EntityDesk integrates NameScan and Didit for KYC/AML screening, enabling automated identity verification, sanctions and PEP screening, and risk scoring at the point of client onboarding. Risk assessment automation flags higher-risk relationships for enhanced due diligence, and suspicious transaction reporting is built natively into the platform rather than managed through a separate system.
For firms evaluating how these capabilities compare with broader platform options, the overview of AML compliance software for corporate service providers provides a detailed examination of what the market currently offers.
Frequently Asked Questions About TCSPs
Q: What is a Trust and Company Service Provider?
A Trust and Company Service Provider is a licensed professional or firm that forms, registers, and administers companies, trusts, and related legal structures on behalf of clients. TCSPs are subject to AML/CFT regulation in every major financial jurisdiction and must conduct KYC, maintain beneficial ownership records, and report suspicious transactions.
Q: Do all jurisdictions require TCSPs to be licensed?
Most major financial centres require formal licensing or registration. Hong Kong mandates a TCSP licence under the AMLO. Singapore requires a trust company licence under the Trust Companies Act. The BVI and Cayman Islands impose their own licensing and AML frameworks. The UAE requires registration with the relevant supervisory authority. In the United States, state-level registered agent requirements vary, but federal AML obligations under the Bank Secrecy Act apply broadly.
Q: What is the difference between a TCSP and a registered agent?
A registered agent is a specific type of TCSP that maintains a registered address for an entity and receives official correspondence on its behalf — a requirement in jurisdictions such as the Cayman Islands, BVI, and Delaware. A TCSP is a broader classification that includes registered agents along with company secretarial firms, trust administrators, nominee service providers, and other professionals providing entity management services.
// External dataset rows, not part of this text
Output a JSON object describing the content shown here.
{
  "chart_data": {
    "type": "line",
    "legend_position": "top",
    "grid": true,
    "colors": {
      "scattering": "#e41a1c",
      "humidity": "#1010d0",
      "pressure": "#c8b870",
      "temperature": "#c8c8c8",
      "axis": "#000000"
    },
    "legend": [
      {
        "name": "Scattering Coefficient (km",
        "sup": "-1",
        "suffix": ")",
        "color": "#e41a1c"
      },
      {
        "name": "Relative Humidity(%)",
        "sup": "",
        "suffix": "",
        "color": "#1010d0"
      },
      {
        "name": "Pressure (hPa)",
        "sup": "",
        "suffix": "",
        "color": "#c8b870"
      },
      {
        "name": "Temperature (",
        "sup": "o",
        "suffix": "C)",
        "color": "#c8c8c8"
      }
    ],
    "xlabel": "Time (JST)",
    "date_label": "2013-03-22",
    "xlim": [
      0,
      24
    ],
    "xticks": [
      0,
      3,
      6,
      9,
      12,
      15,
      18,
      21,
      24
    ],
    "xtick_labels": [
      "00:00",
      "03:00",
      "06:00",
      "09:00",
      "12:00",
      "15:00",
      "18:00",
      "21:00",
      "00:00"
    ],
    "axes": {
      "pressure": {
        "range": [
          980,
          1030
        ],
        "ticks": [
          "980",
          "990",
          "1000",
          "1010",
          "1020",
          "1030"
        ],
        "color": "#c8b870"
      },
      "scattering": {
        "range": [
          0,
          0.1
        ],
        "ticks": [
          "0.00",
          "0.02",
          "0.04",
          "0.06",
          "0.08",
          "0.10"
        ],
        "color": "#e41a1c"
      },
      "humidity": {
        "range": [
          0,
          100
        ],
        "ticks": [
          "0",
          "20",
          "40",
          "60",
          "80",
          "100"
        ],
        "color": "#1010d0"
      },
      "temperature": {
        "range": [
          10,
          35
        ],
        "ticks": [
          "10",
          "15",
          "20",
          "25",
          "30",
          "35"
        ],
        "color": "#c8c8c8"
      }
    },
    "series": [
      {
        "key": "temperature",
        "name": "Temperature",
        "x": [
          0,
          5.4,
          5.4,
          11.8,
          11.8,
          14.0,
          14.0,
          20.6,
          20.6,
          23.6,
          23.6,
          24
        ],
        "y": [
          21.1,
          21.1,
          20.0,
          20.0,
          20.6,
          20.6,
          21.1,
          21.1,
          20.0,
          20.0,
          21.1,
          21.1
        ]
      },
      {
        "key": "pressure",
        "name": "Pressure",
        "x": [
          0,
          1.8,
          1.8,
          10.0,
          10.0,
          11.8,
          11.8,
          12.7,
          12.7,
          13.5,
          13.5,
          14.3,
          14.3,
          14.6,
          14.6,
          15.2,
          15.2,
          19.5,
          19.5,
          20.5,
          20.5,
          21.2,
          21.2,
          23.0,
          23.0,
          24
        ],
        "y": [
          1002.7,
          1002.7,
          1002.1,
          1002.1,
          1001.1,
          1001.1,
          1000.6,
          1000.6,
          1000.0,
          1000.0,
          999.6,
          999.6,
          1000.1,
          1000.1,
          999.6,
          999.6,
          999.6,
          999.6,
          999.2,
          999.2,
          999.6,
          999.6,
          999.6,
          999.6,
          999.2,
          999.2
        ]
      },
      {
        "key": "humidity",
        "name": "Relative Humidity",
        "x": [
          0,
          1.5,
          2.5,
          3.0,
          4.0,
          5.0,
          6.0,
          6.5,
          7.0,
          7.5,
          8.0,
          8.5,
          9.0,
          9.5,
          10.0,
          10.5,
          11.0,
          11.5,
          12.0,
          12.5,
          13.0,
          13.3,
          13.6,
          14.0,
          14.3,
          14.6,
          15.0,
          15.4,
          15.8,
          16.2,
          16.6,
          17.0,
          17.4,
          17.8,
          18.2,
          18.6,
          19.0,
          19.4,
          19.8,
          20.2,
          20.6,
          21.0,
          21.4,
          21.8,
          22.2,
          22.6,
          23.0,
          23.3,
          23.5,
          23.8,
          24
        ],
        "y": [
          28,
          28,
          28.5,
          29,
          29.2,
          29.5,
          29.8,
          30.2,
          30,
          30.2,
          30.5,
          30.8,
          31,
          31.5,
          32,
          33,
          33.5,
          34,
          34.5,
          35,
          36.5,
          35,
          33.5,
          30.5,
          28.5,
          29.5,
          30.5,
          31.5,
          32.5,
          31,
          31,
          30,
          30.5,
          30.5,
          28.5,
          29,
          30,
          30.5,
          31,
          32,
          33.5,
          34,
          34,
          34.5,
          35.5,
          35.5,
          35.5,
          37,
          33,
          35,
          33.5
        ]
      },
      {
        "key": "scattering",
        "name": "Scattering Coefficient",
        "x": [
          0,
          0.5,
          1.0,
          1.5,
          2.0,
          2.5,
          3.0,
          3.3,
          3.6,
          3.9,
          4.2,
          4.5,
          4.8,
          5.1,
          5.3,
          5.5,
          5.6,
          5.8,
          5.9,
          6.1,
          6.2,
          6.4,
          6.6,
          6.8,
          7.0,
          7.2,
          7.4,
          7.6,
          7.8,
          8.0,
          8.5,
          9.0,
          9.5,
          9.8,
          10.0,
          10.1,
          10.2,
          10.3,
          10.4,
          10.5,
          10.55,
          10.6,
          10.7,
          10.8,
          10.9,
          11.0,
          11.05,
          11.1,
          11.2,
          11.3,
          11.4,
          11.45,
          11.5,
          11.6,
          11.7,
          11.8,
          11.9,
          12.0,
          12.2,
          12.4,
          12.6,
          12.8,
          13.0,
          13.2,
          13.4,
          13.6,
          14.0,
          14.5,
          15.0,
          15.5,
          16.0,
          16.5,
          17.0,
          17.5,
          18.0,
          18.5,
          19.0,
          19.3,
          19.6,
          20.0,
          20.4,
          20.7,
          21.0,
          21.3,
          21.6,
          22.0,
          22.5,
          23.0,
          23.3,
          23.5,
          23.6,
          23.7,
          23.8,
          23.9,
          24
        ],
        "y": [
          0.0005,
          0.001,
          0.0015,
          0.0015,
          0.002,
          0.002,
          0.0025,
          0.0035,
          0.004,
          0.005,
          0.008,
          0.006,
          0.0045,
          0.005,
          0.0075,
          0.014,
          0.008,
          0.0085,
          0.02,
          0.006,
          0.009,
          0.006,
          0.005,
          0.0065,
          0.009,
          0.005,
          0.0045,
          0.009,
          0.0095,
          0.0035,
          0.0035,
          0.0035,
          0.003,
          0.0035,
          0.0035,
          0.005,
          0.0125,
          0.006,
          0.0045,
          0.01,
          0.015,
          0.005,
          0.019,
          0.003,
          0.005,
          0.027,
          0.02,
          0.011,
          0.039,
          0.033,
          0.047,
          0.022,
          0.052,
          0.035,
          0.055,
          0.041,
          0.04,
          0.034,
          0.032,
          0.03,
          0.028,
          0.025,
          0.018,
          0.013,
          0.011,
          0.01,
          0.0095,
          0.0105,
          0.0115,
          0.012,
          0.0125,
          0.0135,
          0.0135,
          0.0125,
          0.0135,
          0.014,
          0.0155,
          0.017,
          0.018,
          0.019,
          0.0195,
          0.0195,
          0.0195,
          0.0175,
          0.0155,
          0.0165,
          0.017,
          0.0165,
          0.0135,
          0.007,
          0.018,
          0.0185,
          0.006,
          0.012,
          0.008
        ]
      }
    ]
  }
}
The Compliance Baseline Every TCSP Must Meet
Regardless of jurisdiction, every TCSP operating professionally must have functional systems for:
- Initial and ongoing KYC/CDD for all clients and beneficial owners
- Risk-based AML monitoring and STR filing
- Beneficial ownership register maintenance
- Statutory filing and compliance deadline tracking
- Secure, auditable record-keeping for regulatory inspection
Firms that treat these as administrative tasks rather than structural compliance obligations are the ones most frequently cited in regulatory enforcement actions. The standards are not aspirational — they are the minimum required to operate lawfully.
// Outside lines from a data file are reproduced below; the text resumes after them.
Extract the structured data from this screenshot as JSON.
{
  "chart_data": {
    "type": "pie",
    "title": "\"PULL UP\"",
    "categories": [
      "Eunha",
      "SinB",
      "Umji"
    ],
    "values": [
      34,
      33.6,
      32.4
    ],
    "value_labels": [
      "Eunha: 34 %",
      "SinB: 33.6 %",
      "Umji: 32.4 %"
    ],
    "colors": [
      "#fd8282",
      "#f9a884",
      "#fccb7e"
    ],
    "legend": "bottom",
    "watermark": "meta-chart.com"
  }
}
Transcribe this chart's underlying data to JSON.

For TCSPs seeking a detailed operational framework for managing these obligations in the Hong Kong context specifically, the Hong Kong TCSP licensing requirements guide covers the full scope of what the Companies Registry expects from licensed firms.
Conclusion: The TCSP Role Is Growing in Complexity and Consequence
The role of the Trust and Company Service Provider has never been more consequential. As beneficial ownership transparency becomes a global standard, as FATF mutual evaluations tighten supervisory expectations across every major jurisdiction, and as the reputational and legal consequences of compliance failures escalate, TCSPs face a structural imperative: build compliance infrastructure that is robust, automated, and defensible.
The firms that succeed in this environment will be those that treat compliance not as a cost of doing business, but as the foundation of the service they deliver. Purpose-built platforms that integrate KYC automation, AML monitoring, suspicious transaction reporting, and multi-jurisdiction entity management into a single auditable system are no longer optional for serious TCSPs — they are the operational baseline for professional practice.